The homecoming

I'm back from my Dunford Novelists' weekend, and thinking about homecomings today.

Whenever we travel we like the chance to explore somewhere new.   We take in new scenery, speak to people with different lifestyles and languages to ours, and are exposed to different cultures.

Travelling is part of what creativity teacher Julia Cameron calls 'filling the well', collecting ideas and images from around us to fuel our writing.  But at some time we come home from our travels, and it's the same for our characters.

Home is the base that draws us all back eventually.  It's not always a pleasant experience for your characters.  Going home to a controlling parent to tell them you've taken a job abroad and won't be moving back in is going to be a difficult meeting.  In the UK, Christmas is the major time when families try to meet.  Often they haven't seen each other since last Christmas, and are glad they  haven't.  Relationship counselling charities get many more new clients after Christmas after unwanted    family reunions have broken relationships.

Home is a part of our and our characters' identities.  They couldn't go off to war to defend their homeland if they had no sense of home.  Home can be a character's refuge, a safe place from the storms in their lives. It may be a physical place they escape to, but it could also be the idea of home they carry in their heads, the place they last saw twenty years ago and have wanted to get back to ever since.

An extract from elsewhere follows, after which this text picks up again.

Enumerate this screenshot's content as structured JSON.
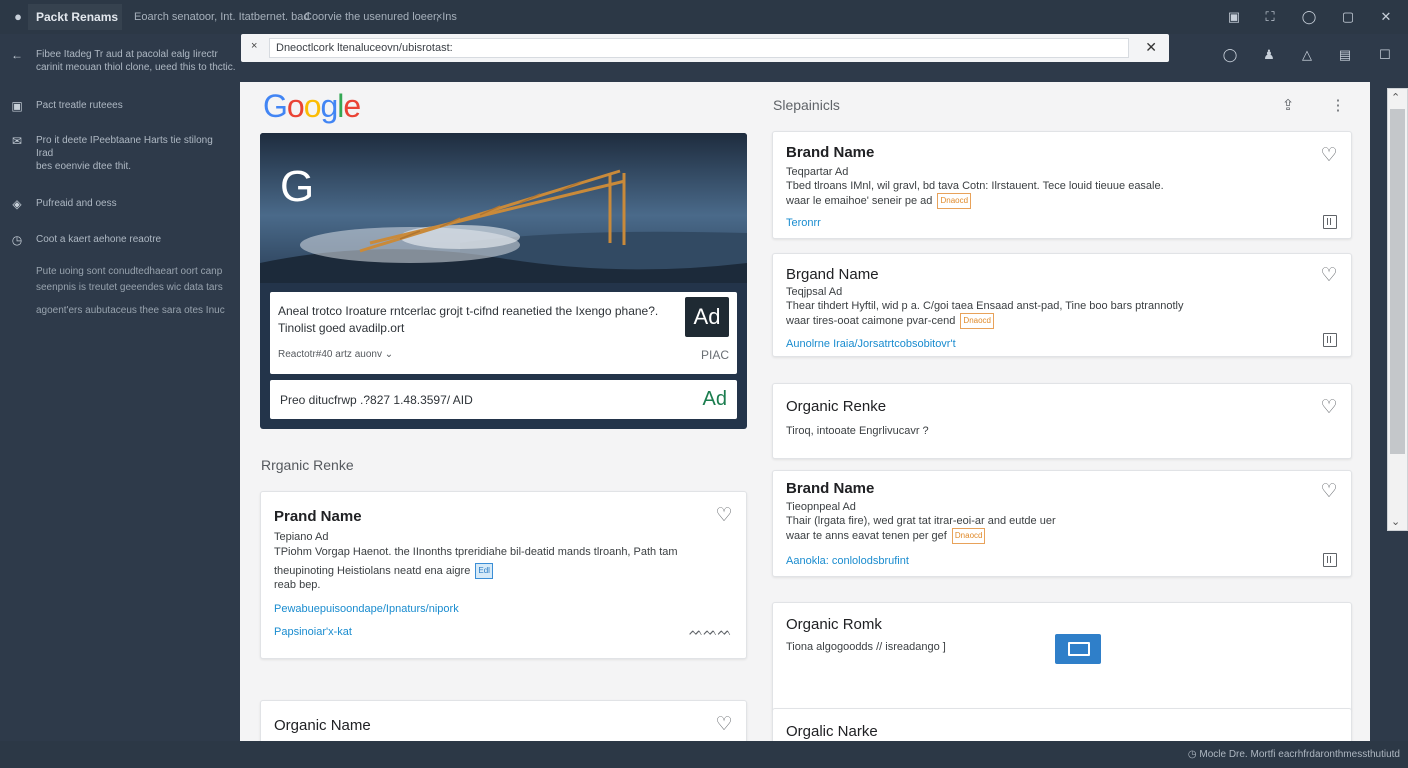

Tolkien uses the idea of home strongly in The Lord of The Rings.  We're shown The Shire, the hobbits' green and pleasant land, and Gandalf appeals to Frodo to go on his difficult and dangerous quest partly by saying that even the Shire won't be safe if the ring isn't destroyed.  He's already shown us how much hobbits value their comfortable lives in beautiful surroundings before he sends them off  on their quest.

As so often happens, when Frodo returns to the Shire, home has changed.  Tolkien had Saruman destroying things, but many commentators have said the wizard was a metaphor for the destruction of the countryside that Tolkien feared.  Home can often also be the wish for continuity, a futile desire to stop the changes in our lives.

We bring depth and richness to our characters' lives if we know where they call home, and how far they will go to defend their ideal.